Main Results : From the experimental results, it was found that anthocyanins, which were the main pigments found in maoberry, affected the color values (L, a*, and b*) of the mousse samples. However, the addition of inulin did not affect the color values of the samples. It was also found that maoberry mousses had lower firmness and pH values than the milk mousses. The addition of inulin did not affect the texture and pH values of the mousses. Additionally, it was found that maoberry mousses had higher levels of ascorbic acid, total anthocyanins, and total polyphenolic compounds, as well as higher antioxidant activity (DPPH and FRAP assays), than the milk mousses.
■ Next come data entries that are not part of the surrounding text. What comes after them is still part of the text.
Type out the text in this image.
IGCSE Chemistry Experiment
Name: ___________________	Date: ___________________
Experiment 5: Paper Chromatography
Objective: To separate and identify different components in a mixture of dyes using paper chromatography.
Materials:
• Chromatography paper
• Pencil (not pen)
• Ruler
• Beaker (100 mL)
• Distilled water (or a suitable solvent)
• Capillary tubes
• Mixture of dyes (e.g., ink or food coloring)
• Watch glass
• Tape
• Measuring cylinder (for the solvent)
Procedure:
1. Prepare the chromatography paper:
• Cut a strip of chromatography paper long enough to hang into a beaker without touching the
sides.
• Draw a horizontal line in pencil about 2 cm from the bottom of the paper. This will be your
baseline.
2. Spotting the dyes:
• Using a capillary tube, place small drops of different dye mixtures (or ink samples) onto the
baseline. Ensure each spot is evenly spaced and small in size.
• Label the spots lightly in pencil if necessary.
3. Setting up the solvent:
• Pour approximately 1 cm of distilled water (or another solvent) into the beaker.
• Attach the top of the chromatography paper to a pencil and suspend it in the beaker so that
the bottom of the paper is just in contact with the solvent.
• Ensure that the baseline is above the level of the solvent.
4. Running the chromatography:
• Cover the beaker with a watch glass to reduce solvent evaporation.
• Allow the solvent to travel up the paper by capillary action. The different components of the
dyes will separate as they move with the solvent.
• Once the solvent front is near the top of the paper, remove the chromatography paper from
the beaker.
During storage the samples in a refrigerator at 4ºC for 12 days, it was found that the addition of maoberry pulp had a greater effect on color changes than the addition of inulin. Color changes in maoberry mousses were primarily due to the degradation of anthocyanins. The firmness of the samples increased from the first day of storage, especially in milk mousse supplemented with inulin. It was also found that total soluble solids in all samples remained unchanged, but pH value slightly decreased. Amounts of ascorbic acid, total anthocyanins, and total polyphenolic compounds, as well as antioxidant activity, decreased during the refrigerated storage. However, maoberry mousses maintained higher levels of bioactive compounds and antioxidant activity compared to the other. This research also highlighted the role of inulin in increasing the survival rate of probiotic L. casei 01 during storage. The numbers of L. casei 01 in mousses supplemented with inulin remained above 6 log CFU/g after 12 days of storage. In contrast, the numbers of L. casei 01 in mousses without inulin addition decreased to below 6 log CFU/g within the storage period. It was evident that the numbers of L. casei 01 in both milk and maoberry mousses supplemented with inulin met the probiotic standard, which should have a count of at least 6 - 7 log CFU/g in food before consumption. Furthermore, the analysis of total plate counts, yeasts-molds, coliforms, and various pathogenic microorganisms, viz. Escherichia coli, Listeria monocytogenes, Salmonella, and Staphylococcus aureus, in all samples during storage, found that the numbers of all microbial groups remained below the dairy product standards.
Conclusions : Overall, this research found that t ingredients used in the production of mousses affected various quality aspects of the products during refrigerated storage (4ºC). Maoberry significantly impacted the color parameters, firmness, and pH, as well as the amounts of bioactive compounds and antioxidant capacity of the samples. Inulin affected the texture and helped increase the survival rate of L. casei 01. After 12 days of storage, the numbers of various indicator microorganisms remained within the standards for dairy products, ensuring consumer safety.